A Burnaby homeless advocate says she’s seen exceptional levels of cooperation between service providers, as the coronavirus pandemic adds more and more pressure on the organizations.
homelessness food
MLA Raj Chohan helps deliver food packages at the Society to End Homelessness in Burnaby's outreach resources centre.

A Burnaby homeless advocate says she’s seen exceptional levels of cooperation between service providers, as the coronavirus pandemic adds more and more pressure on the organizations.

Carol-Ann Flanagan, coordinator of the city’s task force to end homelessness, said she’s been seeing more people seeking services during the COVID-19 pandemic, which has locked down or significantly hampered large chunks of the economy.

“One thing that warms my Burnaby citizen heart is how all the different service providers – how we’re all working together, like really working together,” Flanagan said, particularly speaking of the newly added services at the outreach resources centre (ORC).

One particular service Flanagan highlighted was the addition of a wireless internet hotspot at the ORC, provided by the Burnaby Public Library – the library has also beefed up the Wi-Fi at library branches to be accessible from the outside.

After the first week, one patron brought a “little, pretty old” computer to the ORC and plugged in.

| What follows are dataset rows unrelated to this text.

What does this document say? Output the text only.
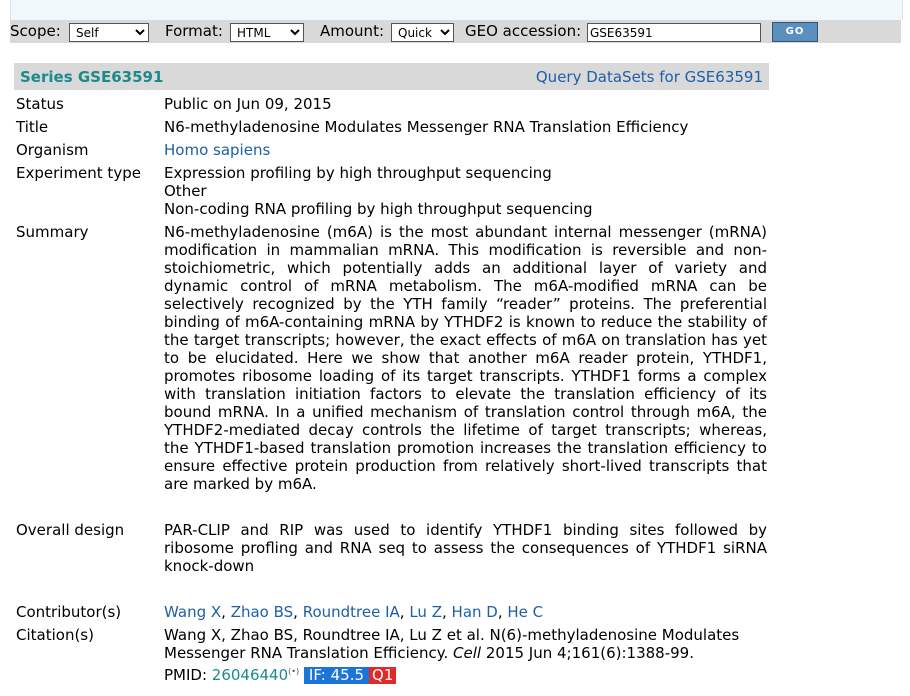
Scope:
Self	Format:
HTML	Amount:
Quick	GEO accession:
GSE63591	GO
Series GSE63591	Query DataSets for GSE63591
Status	Public on Jun 09, 2015
Title	N6-methyladenosine Modulates Messenger RNA Translation Efficiency
Organism	Homo sapiens
Experiment type	Expression profiling by high throughput sequencing
Other
Non-coding RNA profiling by high throughput sequencing
Summary	N6-methyladenosine (m6A) is the most abundant internal messenger (mRNA) modification in mammalian mRNA. This modification is reversible and non-stoichiometric, which potentially adds an additional layer of variety and dynamic control of mRNA metabolism. The m6A-modified mRNA can be selectively recognized by the YTH family “reader” proteins. The preferential binding of m6A-containing mRNA by YTHDF2 is known to reduce the stability of the target transcripts; however, the exact effects of m6A on translation has yet to be elucidated. Here we show that another m6A reader protein, YTHDF1, promotes ribosome loading of its target transcripts. YTHDF1 forms a complex with translation initiation factors to elevate the translation efficiency of its bound mRNA. In a unified mechanism of translation control through m6A, the YTHDF2-mediated decay controls the lifetime of target transcripts; whereas, the YTHDF1-based translation promotion increases the translation efficiency to ensure effective protein production from relatively short-lived transcripts that are marked by m6A.
Overall design	PAR-CLIP and RIP was used to identify YTHDF1 binding sites followed by ribosome profling and RNA seq to assess the consequences of YTHDF1 siRNA knock-down
Contributor(s)	Wang X, Zhao BS, Roundtree IA, Lu Z, Han D, He C
Citation(s)	Wang X, Zhao BS, Roundtree IA, Lu Z et al. N(6)-methyladenosine Modulates Messenger RNA Translation Efficiency. Cell 2015 Jun 4;161(6):1388-99.
PMID: 26046440(•) IF: 45.5 Q1
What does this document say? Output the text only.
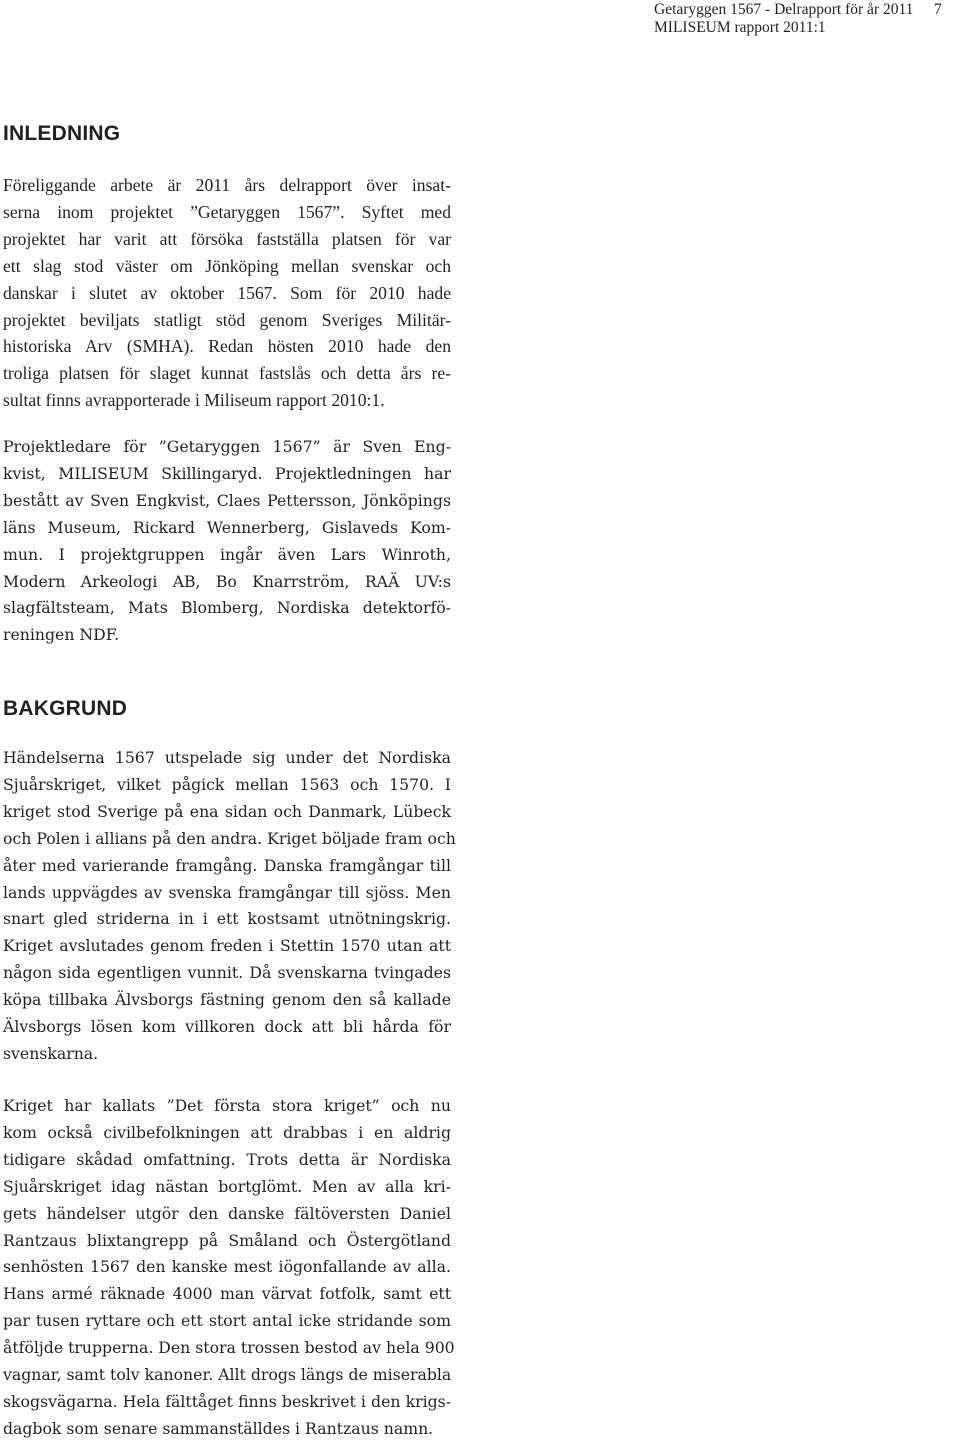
Getaryggen 1567 - Delrapport för år 2011
MILISEUM rapport 2011:1
7
INLEDNING
Föreliggande arbete är 2011 års delrapport över insat-
serna inom projektet ”Getaryggen 1567”. Syftet med
projektet har varit att försöka fastställa platsen för var
ett slag stod väster om Jönköping mellan svenskar och
danskar i slutet av oktober 1567. Som för 2010 hade
projektet beviljats statligt stöd genom Sveriges Militär-
historiska Arv (SMHA). Redan hösten 2010 hade den
troliga platsen för slaget kunnat fastslås och detta års re-
sultat finns avrapporterade i Miliseum rapport 2010:1.
Projektledare för ”Getaryggen 1567” är Sven Eng-
kvist, MILISEUM Skillingaryd. Projektledningen har
bestått av Sven Engkvist, Claes Pettersson, Jönköpings
läns Museum, Rickard Wennerberg, Gislaveds Kom-
mun. I projektgruppen ingår även Lars Winroth,
Modern Arkeologi AB, Bo Knarrström, RAÄ UV:s
slagfältsteam, Mats Blomberg, Nordiska detektorfö-
reningen NDF.
BAKGRUND
Händelserna 1567 utspelade sig under det Nordiska
Sjuårskriget, vilket pågick mellan 1563 och 1570. I
kriget stod Sverige på ena sidan och Danmark, Lübeck
och Polen i allians på den andra. Kriget böljade fram och
åter med varierande framgång. Danska framgångar till
lands uppvägdes av svenska framgångar till sjöss. Men
snart gled striderna in i ett kostsamt utnötningskrig.
Kriget avslutades genom freden i Stettin 1570 utan att
någon sida egentligen vunnit. Då svenskarna tvingades
köpa tillbaka Älvsborgs fästning genom den så kallade
Älvsborgs lösen kom villkoren dock att bli hårda för
svenskarna.
Kriget har kallats ”Det första stora kriget” och nu
kom också civilbefolkningen att drabbas i en aldrig
tidigare skådad omfattning. Trots detta är Nordiska
Sjuårskriget idag nästan bortglömt. Men av alla kri-
gets händelser utgör den danske fältöversten Daniel
Rantzaus blixtangrepp på Småland och Östergötland
senhösten 1567 den kanske mest iögonfallande av alla.
Hans armé räknade 4000 man värvat fotfolk, samt ett
par tusen ryttare och ett stort antal icke stridande som
åtföljde trupperna. Den stora trossen bestod av hela 900
vagnar, samt tolv kanoner. Allt drogs längs de miserabla
skogsvägarna. Hela fälttåget finns beskrivet i den krigs-
dagbok som senare sammanställdes i Rantzaus namn.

“He was able to power it and send emails back east. He hadn’t heard from his relatives for almost three months,” Flanagan said. “This was a way for him to communicate and find out if everybody was well. They were, but they had no word from him, either.”

Flanagan also noted other services that have been made available at the ORC, from a nurse practitioner from the Burnaby Divisions of Family Practices to haircuts every couple of weeks to a foot care nurse once or twice a month to housing assistance.

“So everybody has come together,” Flanagan said. “It was at week one, when things closed. Everybody was calling each other and working with each other. We’re all, ‘OK what can you do. OK, what can we do?’”

She added politicians from the provincial and federal governments, and city council have come to the ORC to help make or serve meals.